For this first step, I’ve tried to keep things backwards-compatible and avoid breaking existing code. In fact, the UI is the exactly the same and the pile of nsIPrompt* / nsIAuthPrompt* interfaces are unchanged; there’s just a shiny new implementation underneath it all. But if anyone’s likely to find surprises, it’s probably embedders who are providing their own implementation of the existing code (eg, to implement their own non-XUL prompts). In theory those existing implementations should still work, but there might be some subtle bugs, build-goop changes, or patch dependencies on now-deleted code… The typical kinds of things that are expected when overhauling crufty old code, but these shouldn’t be hard to fix.

That said, this is just the first step. Upcoming steps are more likely to require changes that may break existing code.

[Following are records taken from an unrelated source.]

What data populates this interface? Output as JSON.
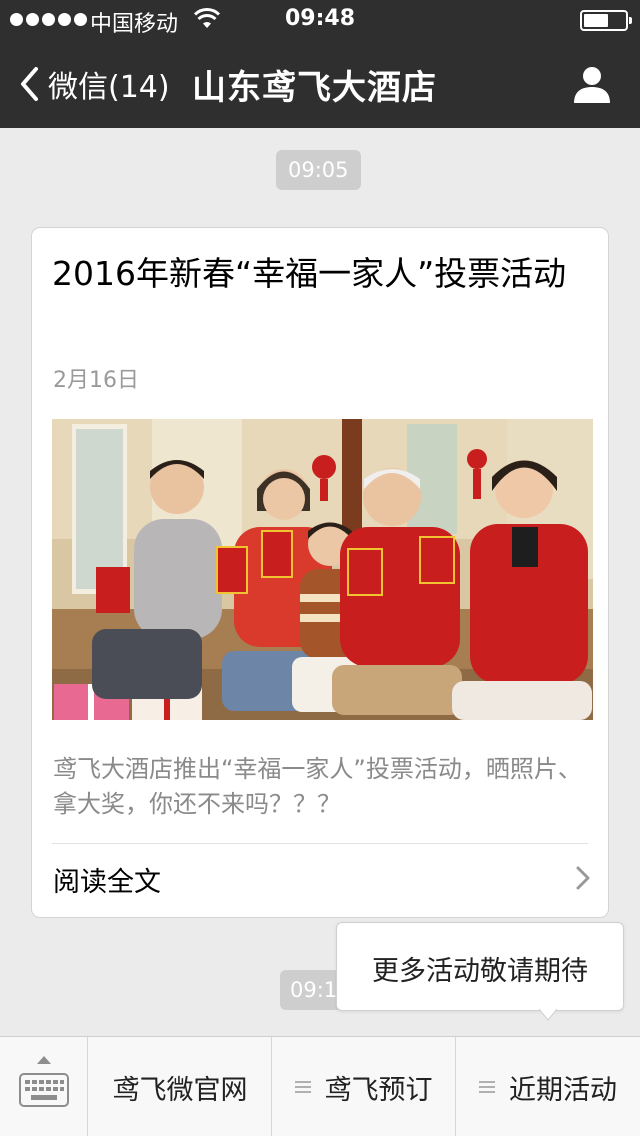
{
  "status_bar": {
    "carrier": "中国移动",
    "time": "09:48"
  },
  "nav": {
    "back_label": "微信(14)",
    "title": "山东鸢飞大酒店"
  },
  "timestamps": [
    "09:05",
    "09:1"
  ],
  "article": {
    "headline": "2016年新春“幸福一家人”投票活动",
    "date": "2月16日",
    "summary": "鸢飞大酒店推出“幸福一家人”投票活动，晒照片、拿大奖，你还不来吗？？？",
    "read_more": "阅读全文"
  },
  "popup": {
    "label": "更多活动敬请期待"
  },
  "menu": {
    "items": [
      {
        "label": "鸢飞微官网"
      },
      {
        "label": "鸢飞预订"
      },
      {
        "label": "近期活动"
      }
    ]
  },
  "colors": {
    "nav_bg": "#2f2f2f",
    "chat_bg": "#ebebeb",
    "pill_bg": "#cecece",
    "festive_red": "#c81e1e"
  },
  "icons": {
    "back": "chevron-left-icon",
    "profile": "person-icon",
    "wifi": "wifi-icon",
    "battery": "battery-icon",
    "keyboard": "keyboard-icon",
    "menu": "hamburger-icon",
    "read_more": "chevron-right-icon"
  }
}
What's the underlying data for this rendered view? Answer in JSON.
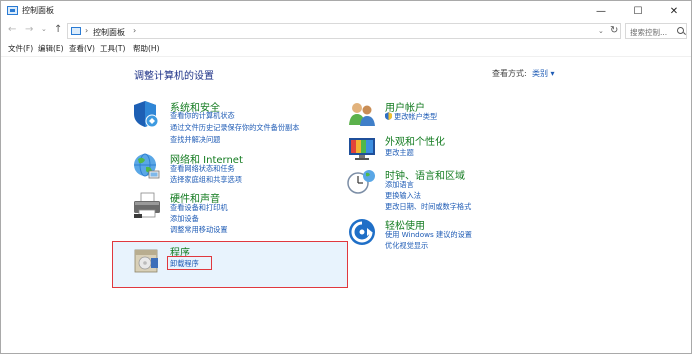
{
  "window": {
    "title": "控制面板",
    "min_glyph": "—",
    "max_glyph": "☐",
    "close_glyph": "✕"
  },
  "nav": {
    "back_glyph": "←",
    "forward_glyph": "→",
    "recent_glyph": "⌄",
    "up_glyph": "↑",
    "address_sep": "›",
    "address": "控制面板",
    "address_sep2": "›",
    "dropdown_glyph": "⌄",
    "refresh_glyph": "↻",
    "search_placeholder": "搜索控制..."
  },
  "menu": [
    "文件(F)",
    "编辑(E)",
    "查看(V)",
    "工具(T)",
    "帮助(H)"
  ],
  "main": {
    "title": "调整计算机的设置",
    "view_by_label": "查看方式:",
    "view_by_value": "类别 ▾"
  },
  "left_categories": [
    {
      "icon": "shield-icon",
      "title": "系统和安全",
      "links": [
        "查看你的计算机状态",
        "通过文件历史记录保存你的文件备份副本",
        "查找并解决问题"
      ]
    },
    {
      "icon": "network-icon",
      "title": "网络和 Internet",
      "links": [
        "查看网络状态和任务",
        "选择家庭组和共享选项"
      ]
    },
    {
      "icon": "printer-icon",
      "title": "硬件和声音",
      "links": [
        "查看设备和打印机",
        "添加设备",
        "调整常用移动设置"
      ]
    },
    {
      "icon": "programs-icon",
      "title": "程序",
      "links": [
        "卸载程序"
      ]
    }
  ],
  "right_categories": [
    {
      "icon": "users-icon",
      "title": "用户帐户",
      "links": [
        "更改帐户类型"
      ]
    },
    {
      "icon": "display-icon",
      "title": "外观和个性化",
      "links": [
        "更改主题"
      ]
    },
    {
      "icon": "clock-globe-icon",
      "title": "时钟、语言和区域",
      "links": [
        "添加语言",
        "更换输入法",
        "更改日期、时间或数字格式"
      ]
    },
    {
      "icon": "ease-of-access-icon",
      "title": "轻松使用",
      "links": [
        "使用 Windows 建议的设置",
        "优化视觉显示"
      ]
    }
  ],
  "colors": {
    "category_title": "#137b20",
    "link": "#1e5bb5",
    "heading": "#1e3287",
    "highlight_border": "#e0383e",
    "highlight_fill": "#e8f3fd"
  }
}
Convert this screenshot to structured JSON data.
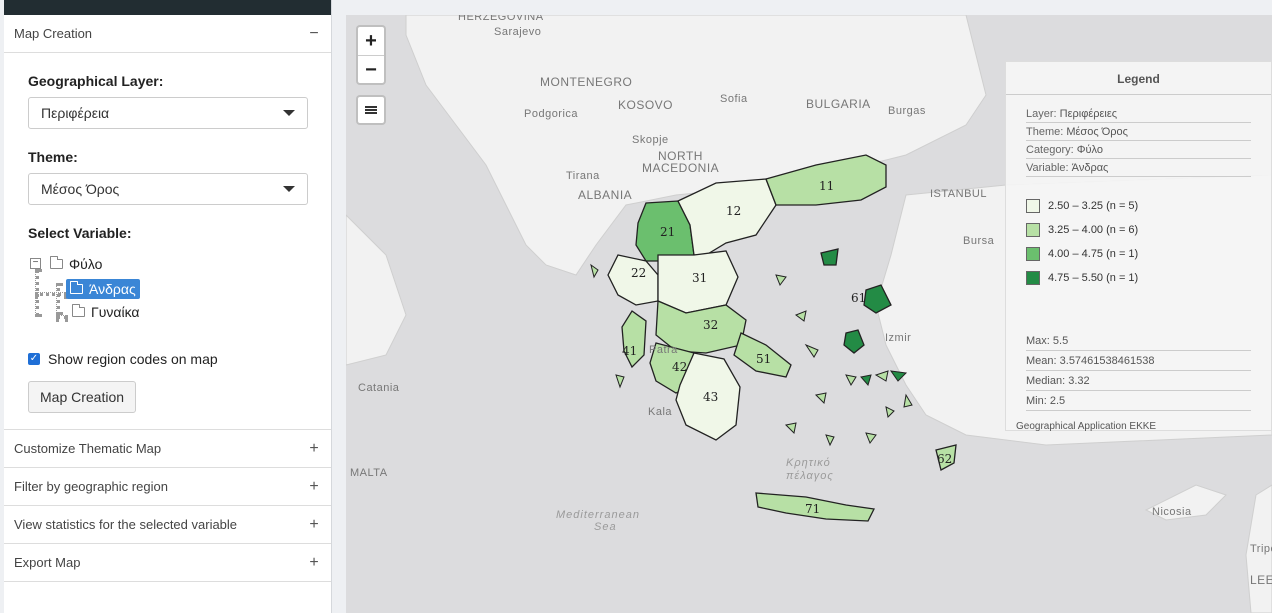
{
  "sidebar": {
    "panels": {
      "map_creation": {
        "title": "Map Creation",
        "toggle": "−"
      },
      "customize": {
        "title": "Customize Thematic Map",
        "toggle": "+"
      },
      "filter": {
        "title": "Filter by geographic region",
        "toggle": "+"
      },
      "stats": {
        "title": "View statistics for the selected variable",
        "toggle": "+"
      },
      "export": {
        "title": "Export Map",
        "toggle": "+"
      }
    },
    "geo_layer": {
      "label": "Geographical Layer:",
      "value": "Περιφέρεια"
    },
    "theme": {
      "label": "Theme:",
      "value": "Μέσος Όρος"
    },
    "variable": {
      "label": "Select Variable:",
      "tree": {
        "root": "Φύλο",
        "children": [
          "Άνδρας",
          "Γυναίκα"
        ],
        "selected": "Άνδρας"
      }
    },
    "show_codes": {
      "label": "Show region codes on map",
      "checked": true
    },
    "create_button": "Map Creation"
  },
  "map": {
    "zoom_in": "+",
    "zoom_out": "−",
    "places": {
      "herzegovina": "HERZEGOVINA",
      "sarajevo": "Sarajevo",
      "montenegro": "MONTENEGRO",
      "kosovo": "KOSOVO",
      "sofia": "Sofia",
      "bulgaria": "BULGARIA",
      "burgas": "Burgas",
      "podgorica": "Podgorica",
      "skopje": "Skopje",
      "north_macedonia_1": "NORTH",
      "north_macedonia_2": "MACEDONIA",
      "tirana": "Tirana",
      "albania": "ALBANIA",
      "istanbul": "ISTANBUL",
      "bursa": "Bursa",
      "izmir": "Izmir",
      "patra": "Patra",
      "kalamata": "Kala",
      "catania": "Catania",
      "malta": "MALTA",
      "nicosia": "Nicosia",
      "tripoli": "Tripo",
      "lebanon": "LEE",
      "kritiko_1": "Κρητικό",
      "kritiko_2": "πέλαγος",
      "med_1": "Mediterranean",
      "med_2": "Sea"
    },
    "region_codes": [
      "11",
      "12",
      "21",
      "22",
      "31",
      "32",
      "41",
      "42",
      "43",
      "51",
      "61",
      "62",
      "71"
    ],
    "colors": {
      "c1": "#f0f7e8",
      "c2": "#b7e0a5",
      "c3": "#6bbf6e",
      "c4": "#238b45"
    }
  },
  "legend": {
    "title": "Legend",
    "layer_key": "Layer:",
    "layer": "Περιφέρειες",
    "theme_key": "Theme:",
    "theme": "Μέσος Όρος",
    "category_key": "Category:",
    "category": "Φύλο",
    "variable_key": "Variable:",
    "variable": "Άνδρας",
    "bins": [
      {
        "label": "2.50 – 3.25 (n = 5)",
        "color": "#f0f7e8"
      },
      {
        "label": "3.25 – 4.00 (n = 6)",
        "color": "#b7e0a5"
      },
      {
        "label": "4.00 – 4.75 (n = 1)",
        "color": "#6bbf6e"
      },
      {
        "label": "4.75 – 5.50 (n = 1)",
        "color": "#238b45"
      }
    ],
    "max_key": "Max:",
    "max": "5.5",
    "mean_key": "Mean:",
    "mean": "3.57461538461538",
    "median_key": "Median:",
    "median": "3.32",
    "min_key": "Min:",
    "min": "2.5",
    "footer": "Geographical Application EKKE"
  }
}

Even previously frozen interfaces like nsIPrompt / nsIPromptService might be thawed and changed (though we won’t take that step lightly). A few of the things I’m mulling over:

  • Make password manager watch prompt notifications, instead of implementing prompt interfaces.
  • Implementing tab-modal prompts.
  • Eliminate the nsIAuthPrompt-in-nsIAuthPrompt2 wrappers
  • Simplify the way chrome XHR handlers can override the default authentication prompting
  • Simplify the existing pile of interfaces (so instead of having 6 ways to do the same thing there are only 2 or 3. 🙂

More updates as plans solidify.

On the insanity of prompts

Some of the worst code I’ve had the misfortune of touching in the Mozilla codebase is code related to the handling of prompts. Specifically, the prompts involved with following interfaces: nsIPromptService, nsIAuthPrompt, nsIPromptFactory, nsIAuthPromptProvider, nsIPromptService2, nsIAuthPromptAdapterFactory.idl, etc. Just the plethora of confusing interfaces (for what is a fairly basic feature) is the first sign that something is amiss, and if you look at the actual methods on these interfaces you’ll quickly become lost in a maze of twisty little passages, all alike.

The implementation is spaghetti, too. As an example, let’s take a look at the sequence of functions called when JavaScript calls a simple little alert("Hello")

0) We begin our adventure in nsGlobalWindow::Alert().
1) Obtain an nsIPrompt via a do_GetInterface call on the docshell.
2) Ah, docshell doesn’t implement any of that, it just delegates to an nsIPrompt that it obtains from nsIWindowWatcher’s GetNewPrompter().
3) But GetNewPrompter() is actually just a one line function that calls NS_NewPrompter().
4) That’s over in nsPrompt.cpp, a short function that creates a new nsPrompt and initializes it.
5) Ok, now that we have an nsIPrompt (back from step 1), we can set up some strings and call its Alert() method.
6) …which doesn’t actually do anything, except to hand-off to nsIPromptService’s Alert().
7) This Alert() does some basic string twiddling, and next we end up in…
8) DoDialog(), which does more more twiddling, and FINALLY calls…
9) nsIWindowWatcher’s OpenWindow(), which opens a XUL window containing commonDialog.xul to do the prompt.

This is a little silly. And for outright insane, try tracing through the sequence of functions performed for showing an HTTP authentication prompt.